The real challenge in sandbox games is design. Building something from scratch, when you know that you start in a place that is not significantly representative of the end state, mean that a large portion of good design requires a lot of forward planning. Space, energy, resource, and time considerations are all apart of the process.
The focus of any person's FTB progression should be cross-mod integration. Since the value of a modpack, is in fact having multiple mods to play with. It has taken me 3-4 worlds to fully develop my system of energy gen/transfer, item/resource management/acquisition, tool set acquisition/maintenance, and building strategies (resource and time management).
Understanding key features of all mods, and how they work in conjunction with one another require one to know the finer specifics of each individual mod. IC2 back in 1.4.7 with GT installed was a volatile place to be for a noob. Something as simple as plugging a batbox to a line of LV tin cable meant losing all that cable. Antics of EU/t vs. EU/p and how to properly transform EU both ways required a lot of playing around.
You also had to consider that various machines only took MJ, such that focusing on building a system which centralizes on EU production, meant strategies for handling MJ were required. Yes, you could build multiple, separate energy systems, but from an engineering standpoint you are being quite inefficient with your resources. You will never be able to fully utilize the full potential of your system.
Choices of which end-game tier of armour/tools/weapons, or even machine you wanted to use was a matter of what type of tech path/mod-favoured systems you have built. Nano/quantum require a relatively robust EU generation system, storing ~ 100 million EU in total. Even at 512 EU/t generation that's 200 000 ticks, or 10 000 seconds (3 hours +).
Where does RoC stand? It sounds to me like RoC is a tier based, all-inclusive, do everything tech related mod. This is similar to IC2 and TE. I feel that (after watching the fusion reactor tutorial by Reika) that RoC/ReC(?) attempts to utilize multi-blocks as much as possible, avoiding the 1-block solution type of deal. This is the same as IC2 GT. Additionally, requiring one to understand that a moment = force and how fast you choose to use that moment (rotational speed) will make you think about what you are doing. Similarly to IC2 EU, which is a pain to deal with and one mistake meant blowing up some pretty expensive multiblocks.
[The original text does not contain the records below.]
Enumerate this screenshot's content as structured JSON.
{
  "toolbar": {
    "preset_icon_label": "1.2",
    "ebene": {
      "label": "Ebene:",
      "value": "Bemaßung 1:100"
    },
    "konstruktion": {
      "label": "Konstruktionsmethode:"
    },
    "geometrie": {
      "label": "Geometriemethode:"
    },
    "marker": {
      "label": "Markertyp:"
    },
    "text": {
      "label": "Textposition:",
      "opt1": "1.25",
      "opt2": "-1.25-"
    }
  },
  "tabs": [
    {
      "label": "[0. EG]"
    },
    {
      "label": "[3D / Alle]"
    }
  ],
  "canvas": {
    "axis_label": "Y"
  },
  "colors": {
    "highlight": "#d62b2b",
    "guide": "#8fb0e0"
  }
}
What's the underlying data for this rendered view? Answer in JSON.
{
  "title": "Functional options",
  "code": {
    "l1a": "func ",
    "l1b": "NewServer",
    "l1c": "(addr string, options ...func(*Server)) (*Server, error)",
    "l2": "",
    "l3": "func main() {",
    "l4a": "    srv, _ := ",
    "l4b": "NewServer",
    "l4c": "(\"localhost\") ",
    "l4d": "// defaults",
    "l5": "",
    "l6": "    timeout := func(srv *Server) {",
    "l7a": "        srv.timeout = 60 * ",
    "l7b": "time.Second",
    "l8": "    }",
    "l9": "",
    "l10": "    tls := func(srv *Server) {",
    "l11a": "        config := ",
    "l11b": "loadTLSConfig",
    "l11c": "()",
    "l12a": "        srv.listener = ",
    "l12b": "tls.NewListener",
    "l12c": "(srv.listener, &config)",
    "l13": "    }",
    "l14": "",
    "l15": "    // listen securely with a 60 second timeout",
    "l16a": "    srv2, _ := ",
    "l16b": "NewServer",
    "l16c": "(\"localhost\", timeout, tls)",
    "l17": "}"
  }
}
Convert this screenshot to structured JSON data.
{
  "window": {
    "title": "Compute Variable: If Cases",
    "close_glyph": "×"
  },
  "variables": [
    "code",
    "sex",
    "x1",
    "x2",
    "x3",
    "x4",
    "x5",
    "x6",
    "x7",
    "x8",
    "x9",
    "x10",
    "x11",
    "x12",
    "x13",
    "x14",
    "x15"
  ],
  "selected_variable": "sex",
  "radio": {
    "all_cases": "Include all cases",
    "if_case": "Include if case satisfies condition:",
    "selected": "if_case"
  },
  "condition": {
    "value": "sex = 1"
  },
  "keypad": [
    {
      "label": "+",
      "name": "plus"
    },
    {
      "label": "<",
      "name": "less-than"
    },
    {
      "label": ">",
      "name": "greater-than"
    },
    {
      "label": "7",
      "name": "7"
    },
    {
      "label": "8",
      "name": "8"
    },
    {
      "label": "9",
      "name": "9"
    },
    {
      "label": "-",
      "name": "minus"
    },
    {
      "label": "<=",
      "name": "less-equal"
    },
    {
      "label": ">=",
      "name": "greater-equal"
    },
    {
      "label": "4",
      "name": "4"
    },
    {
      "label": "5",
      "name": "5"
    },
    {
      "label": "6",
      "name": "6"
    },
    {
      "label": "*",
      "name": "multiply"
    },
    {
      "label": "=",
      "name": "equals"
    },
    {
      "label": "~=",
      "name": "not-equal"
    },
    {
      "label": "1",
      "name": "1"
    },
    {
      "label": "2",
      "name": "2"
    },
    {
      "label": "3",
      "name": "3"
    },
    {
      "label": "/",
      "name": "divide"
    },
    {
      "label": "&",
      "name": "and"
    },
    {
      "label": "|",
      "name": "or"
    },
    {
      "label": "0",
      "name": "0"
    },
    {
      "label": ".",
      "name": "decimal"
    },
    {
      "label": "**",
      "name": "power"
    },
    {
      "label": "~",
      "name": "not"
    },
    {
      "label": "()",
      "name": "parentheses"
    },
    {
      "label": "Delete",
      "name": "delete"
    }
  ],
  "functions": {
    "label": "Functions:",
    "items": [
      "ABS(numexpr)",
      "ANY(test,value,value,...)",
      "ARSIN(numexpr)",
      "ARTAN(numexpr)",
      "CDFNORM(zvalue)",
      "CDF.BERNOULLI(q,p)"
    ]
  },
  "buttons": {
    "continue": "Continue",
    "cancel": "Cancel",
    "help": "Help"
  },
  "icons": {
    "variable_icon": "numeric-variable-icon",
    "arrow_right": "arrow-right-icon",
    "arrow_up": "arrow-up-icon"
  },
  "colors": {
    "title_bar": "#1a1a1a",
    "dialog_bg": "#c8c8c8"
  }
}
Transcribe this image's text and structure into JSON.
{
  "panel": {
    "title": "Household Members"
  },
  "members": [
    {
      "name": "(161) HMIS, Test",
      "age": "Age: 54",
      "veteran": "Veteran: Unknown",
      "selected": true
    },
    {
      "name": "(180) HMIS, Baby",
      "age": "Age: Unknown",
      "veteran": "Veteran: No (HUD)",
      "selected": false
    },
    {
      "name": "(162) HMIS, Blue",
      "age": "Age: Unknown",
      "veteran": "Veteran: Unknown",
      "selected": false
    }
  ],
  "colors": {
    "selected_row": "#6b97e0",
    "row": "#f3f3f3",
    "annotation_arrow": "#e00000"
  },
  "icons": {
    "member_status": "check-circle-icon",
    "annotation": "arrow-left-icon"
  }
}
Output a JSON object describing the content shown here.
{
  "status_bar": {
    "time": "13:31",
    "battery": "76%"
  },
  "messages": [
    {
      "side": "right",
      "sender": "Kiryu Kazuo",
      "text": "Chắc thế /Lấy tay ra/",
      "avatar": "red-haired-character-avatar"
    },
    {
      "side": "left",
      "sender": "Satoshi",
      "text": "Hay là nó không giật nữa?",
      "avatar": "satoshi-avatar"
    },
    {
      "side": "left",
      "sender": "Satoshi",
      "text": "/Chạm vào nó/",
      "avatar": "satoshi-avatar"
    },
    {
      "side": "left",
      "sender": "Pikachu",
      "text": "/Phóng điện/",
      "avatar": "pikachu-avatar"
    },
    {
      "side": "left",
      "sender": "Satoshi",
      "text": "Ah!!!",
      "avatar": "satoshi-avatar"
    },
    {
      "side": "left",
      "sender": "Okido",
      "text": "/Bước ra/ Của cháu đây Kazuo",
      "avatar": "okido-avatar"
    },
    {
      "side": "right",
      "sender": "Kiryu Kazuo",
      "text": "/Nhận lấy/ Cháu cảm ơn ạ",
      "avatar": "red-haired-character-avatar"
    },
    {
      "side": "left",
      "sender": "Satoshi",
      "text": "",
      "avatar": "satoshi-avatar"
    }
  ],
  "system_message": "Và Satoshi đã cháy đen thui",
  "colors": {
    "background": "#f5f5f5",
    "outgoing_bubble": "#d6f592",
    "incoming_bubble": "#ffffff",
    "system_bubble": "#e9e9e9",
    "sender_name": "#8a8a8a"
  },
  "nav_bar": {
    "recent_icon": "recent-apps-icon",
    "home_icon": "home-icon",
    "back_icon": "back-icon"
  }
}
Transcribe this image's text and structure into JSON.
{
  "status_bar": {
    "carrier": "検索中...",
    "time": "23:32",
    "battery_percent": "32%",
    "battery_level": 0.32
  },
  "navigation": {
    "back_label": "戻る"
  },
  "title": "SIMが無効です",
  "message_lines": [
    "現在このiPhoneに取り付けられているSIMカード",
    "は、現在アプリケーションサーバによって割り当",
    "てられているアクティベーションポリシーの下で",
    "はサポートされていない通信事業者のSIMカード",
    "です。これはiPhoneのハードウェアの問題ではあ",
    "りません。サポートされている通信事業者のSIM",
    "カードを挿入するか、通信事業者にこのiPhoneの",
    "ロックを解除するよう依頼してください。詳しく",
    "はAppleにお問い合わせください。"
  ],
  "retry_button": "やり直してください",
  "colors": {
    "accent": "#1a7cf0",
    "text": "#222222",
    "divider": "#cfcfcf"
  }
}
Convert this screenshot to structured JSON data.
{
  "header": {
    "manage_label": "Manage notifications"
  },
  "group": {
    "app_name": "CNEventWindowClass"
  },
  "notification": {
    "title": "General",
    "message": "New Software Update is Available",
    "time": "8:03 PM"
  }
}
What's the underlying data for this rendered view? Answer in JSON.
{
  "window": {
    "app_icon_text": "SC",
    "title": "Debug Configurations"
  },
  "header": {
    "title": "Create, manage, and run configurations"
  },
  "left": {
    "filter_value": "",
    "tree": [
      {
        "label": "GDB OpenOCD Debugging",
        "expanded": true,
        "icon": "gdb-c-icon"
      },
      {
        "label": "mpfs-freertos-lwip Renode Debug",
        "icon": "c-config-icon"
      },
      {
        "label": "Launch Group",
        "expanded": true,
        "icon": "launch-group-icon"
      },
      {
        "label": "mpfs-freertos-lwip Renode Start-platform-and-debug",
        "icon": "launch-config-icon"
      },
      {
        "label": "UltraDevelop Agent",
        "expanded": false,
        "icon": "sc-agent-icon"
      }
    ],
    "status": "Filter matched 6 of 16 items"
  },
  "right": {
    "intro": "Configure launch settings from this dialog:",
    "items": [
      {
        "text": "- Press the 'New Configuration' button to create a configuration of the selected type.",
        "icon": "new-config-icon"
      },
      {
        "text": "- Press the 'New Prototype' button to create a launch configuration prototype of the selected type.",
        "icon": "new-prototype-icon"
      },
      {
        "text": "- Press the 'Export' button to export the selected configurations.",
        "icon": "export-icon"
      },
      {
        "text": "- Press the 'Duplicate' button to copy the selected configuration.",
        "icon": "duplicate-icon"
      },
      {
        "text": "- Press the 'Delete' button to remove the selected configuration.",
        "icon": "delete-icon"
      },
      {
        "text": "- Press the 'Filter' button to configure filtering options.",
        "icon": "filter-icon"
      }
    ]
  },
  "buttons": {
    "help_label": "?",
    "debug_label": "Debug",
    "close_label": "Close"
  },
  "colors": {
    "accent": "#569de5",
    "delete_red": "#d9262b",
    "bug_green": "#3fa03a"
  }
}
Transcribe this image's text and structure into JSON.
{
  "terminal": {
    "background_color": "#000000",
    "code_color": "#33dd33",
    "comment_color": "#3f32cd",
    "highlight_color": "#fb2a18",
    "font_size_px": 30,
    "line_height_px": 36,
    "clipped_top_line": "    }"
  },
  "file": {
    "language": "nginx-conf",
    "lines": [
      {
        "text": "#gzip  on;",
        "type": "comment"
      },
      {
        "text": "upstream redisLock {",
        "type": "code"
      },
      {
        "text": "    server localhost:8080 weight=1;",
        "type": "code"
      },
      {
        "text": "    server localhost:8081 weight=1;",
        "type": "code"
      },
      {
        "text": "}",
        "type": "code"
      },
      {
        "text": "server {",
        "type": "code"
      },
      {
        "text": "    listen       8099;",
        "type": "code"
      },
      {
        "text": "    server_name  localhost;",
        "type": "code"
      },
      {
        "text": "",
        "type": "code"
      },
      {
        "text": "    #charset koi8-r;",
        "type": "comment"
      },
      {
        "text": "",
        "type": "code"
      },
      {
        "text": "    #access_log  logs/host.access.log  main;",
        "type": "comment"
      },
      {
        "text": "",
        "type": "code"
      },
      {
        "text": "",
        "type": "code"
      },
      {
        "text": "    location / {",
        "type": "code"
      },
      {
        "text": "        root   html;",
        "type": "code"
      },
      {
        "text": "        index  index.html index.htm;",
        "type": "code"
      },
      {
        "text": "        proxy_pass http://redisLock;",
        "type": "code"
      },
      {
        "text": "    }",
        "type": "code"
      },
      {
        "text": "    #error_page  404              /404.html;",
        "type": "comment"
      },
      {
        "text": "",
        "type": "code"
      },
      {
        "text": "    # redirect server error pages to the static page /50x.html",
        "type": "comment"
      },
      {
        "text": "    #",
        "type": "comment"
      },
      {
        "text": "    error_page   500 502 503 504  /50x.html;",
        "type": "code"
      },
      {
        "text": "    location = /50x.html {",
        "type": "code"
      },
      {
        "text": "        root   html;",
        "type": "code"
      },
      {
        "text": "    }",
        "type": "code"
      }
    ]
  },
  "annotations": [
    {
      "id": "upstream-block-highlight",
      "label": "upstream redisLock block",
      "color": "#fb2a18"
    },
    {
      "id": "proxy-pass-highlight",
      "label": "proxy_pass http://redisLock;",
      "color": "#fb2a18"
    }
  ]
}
The reason why TE is popular, is because there are so many other things to do in FTB. Not everybody playing this game is an engineer, scientist, or mathematician. Already, I can observe the psychology of our scientist players, laymen players, and personal to myself, engineer players. What each of us want and get from FTB is very different.
So, in the end if you want to know why RoC exists, is because Factorization exists beside IC2, TE, BC, etc. All have their own power system, item/liquid/energy transport, and machines that (whether in a system or singular) do precisely the same things. This is what people want from modded Minecraft and is what sets it apart from vanilla. This is why almost all the major mods focus in on these key things. Even TC4 has evolved into a realm which a new genre of automation is being developed.